Editorial

Un grifo de crédito abierto a las pymes

El vertiginoso descenso que ha experimentado la prima de riesgo española desde los peores momentos de la crisis de deuda soberana hasta ahora ha reducido notablemente el coste de financiación de nuestras empresas. La conjunción de tres grandes factores –la propia mejora de la situación económica española, la reestructuración del sector financiero y la política monetaria expansiva del Banco Central Europeo– ha logrado no solo que vuelva a fluir el crédito en nuestro país, sino que lo haga a un coste menor que en otras economías de la zona euro. Según los datos del BCE, la factura que pagan las pymes españolas por acceder al crédito ha caído 80 puntos básicos en el último año y se sitúa ya en la media europea. El tipo medio para préstamos de menos de un millón de euros y con un plazo de amortización de uno a cinco años era el pasado diciembre del 2,71%, frente al 3,54% de hace un año y el 5,23% en que terminó 2013. Ello significa que en este momento las pequeñas empresas españolas se financian, por ejemplo, a menor coste que las alemanas, que soportan un tipo medio de un 2,9%, sin apenas cambios respecto a hace un año. En el corazón de la crisis las pymes germanas llegaron a acceder al crédito a un coste tres puntos porcentuales menor que las españolas.

La sólida y potente política monetaria de Mario Draghi ha propiciado una caída radical de los tipos de interés desde 2012, cuando el presidente del BCE asumió el objetivo de hacer todo lo que fuese necesario por salvaguardar la unidad de un euro. La artillería movilizada por Draghi en un momento en el que no solo estaba en cuestión un hipotético rescate a España, sino la propia supervivencia de la moneda única sirvió para calmar la tormenta que se cernía en aquel momento sobre Europa. A las inyecciones de liquidez impulsadas por Fráncfort se sumó también el severo proceso de reestructuración y saneamiento que ha vivido el sector financiero español y los efectos beneficiosos que las reformas estructurales adoptadas en los últimos años han tenido sobre la economía española. Todo ello ha permitido dejar atrás los años de sequía crediticia y ha hecho que los recursos vuelvan a irrigar el tejido empresarial a un coste razonable.

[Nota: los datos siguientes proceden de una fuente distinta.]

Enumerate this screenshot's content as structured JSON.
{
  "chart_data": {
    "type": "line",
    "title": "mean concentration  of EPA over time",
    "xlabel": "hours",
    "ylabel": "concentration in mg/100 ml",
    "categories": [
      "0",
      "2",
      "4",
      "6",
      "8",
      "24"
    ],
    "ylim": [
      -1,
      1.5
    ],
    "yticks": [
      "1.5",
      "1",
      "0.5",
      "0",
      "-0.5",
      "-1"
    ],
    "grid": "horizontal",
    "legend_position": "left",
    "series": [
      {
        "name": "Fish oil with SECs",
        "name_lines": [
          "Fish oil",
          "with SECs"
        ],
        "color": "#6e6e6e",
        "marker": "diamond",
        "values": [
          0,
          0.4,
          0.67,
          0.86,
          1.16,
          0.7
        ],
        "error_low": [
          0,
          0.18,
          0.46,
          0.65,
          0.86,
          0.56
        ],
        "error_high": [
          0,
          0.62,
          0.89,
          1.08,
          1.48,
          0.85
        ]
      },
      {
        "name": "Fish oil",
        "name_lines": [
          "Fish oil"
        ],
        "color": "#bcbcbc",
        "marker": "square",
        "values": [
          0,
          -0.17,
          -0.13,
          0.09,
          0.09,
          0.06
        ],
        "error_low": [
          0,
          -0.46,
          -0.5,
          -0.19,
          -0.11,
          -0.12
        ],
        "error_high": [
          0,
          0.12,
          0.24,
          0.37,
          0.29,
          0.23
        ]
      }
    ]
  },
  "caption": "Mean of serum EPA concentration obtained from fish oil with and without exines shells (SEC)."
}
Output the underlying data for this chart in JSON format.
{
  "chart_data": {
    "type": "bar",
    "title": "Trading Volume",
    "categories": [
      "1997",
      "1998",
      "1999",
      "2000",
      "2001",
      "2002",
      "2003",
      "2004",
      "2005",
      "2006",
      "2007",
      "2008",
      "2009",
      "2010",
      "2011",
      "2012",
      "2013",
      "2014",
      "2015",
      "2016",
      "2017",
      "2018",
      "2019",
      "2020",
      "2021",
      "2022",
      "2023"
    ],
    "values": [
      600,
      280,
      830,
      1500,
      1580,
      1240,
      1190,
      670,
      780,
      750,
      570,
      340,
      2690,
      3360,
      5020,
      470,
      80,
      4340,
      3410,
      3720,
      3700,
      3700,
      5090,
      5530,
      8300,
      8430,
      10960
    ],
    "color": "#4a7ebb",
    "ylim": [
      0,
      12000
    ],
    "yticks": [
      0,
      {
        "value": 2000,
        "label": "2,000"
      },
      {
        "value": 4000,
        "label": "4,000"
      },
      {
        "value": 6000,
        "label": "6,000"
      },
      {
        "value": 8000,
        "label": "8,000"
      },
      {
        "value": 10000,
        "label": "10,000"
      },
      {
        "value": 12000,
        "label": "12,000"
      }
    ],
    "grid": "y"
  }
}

Junto al abaratamiento de los créditos a las pymes, también los préstamos hipotecarios se han beneficiado de la política monetaria del BCE y de la mejora de la coyuntura económica. Sin embargo, es necesario recordar que esa coyuntura es todavía frágil, alimentada como está por el grifo de liquidez de Fráncfort y por una recuperación que todavía no está consolidada. Todo ello hace imprescindible que España y el resto de los socios europeos continúen reformando y flexibilizando adecuadamente sus economías. Unas reformas que en España dependen, antes de nada y con urgencia, de la formación de un nuevo Gobierno solvente.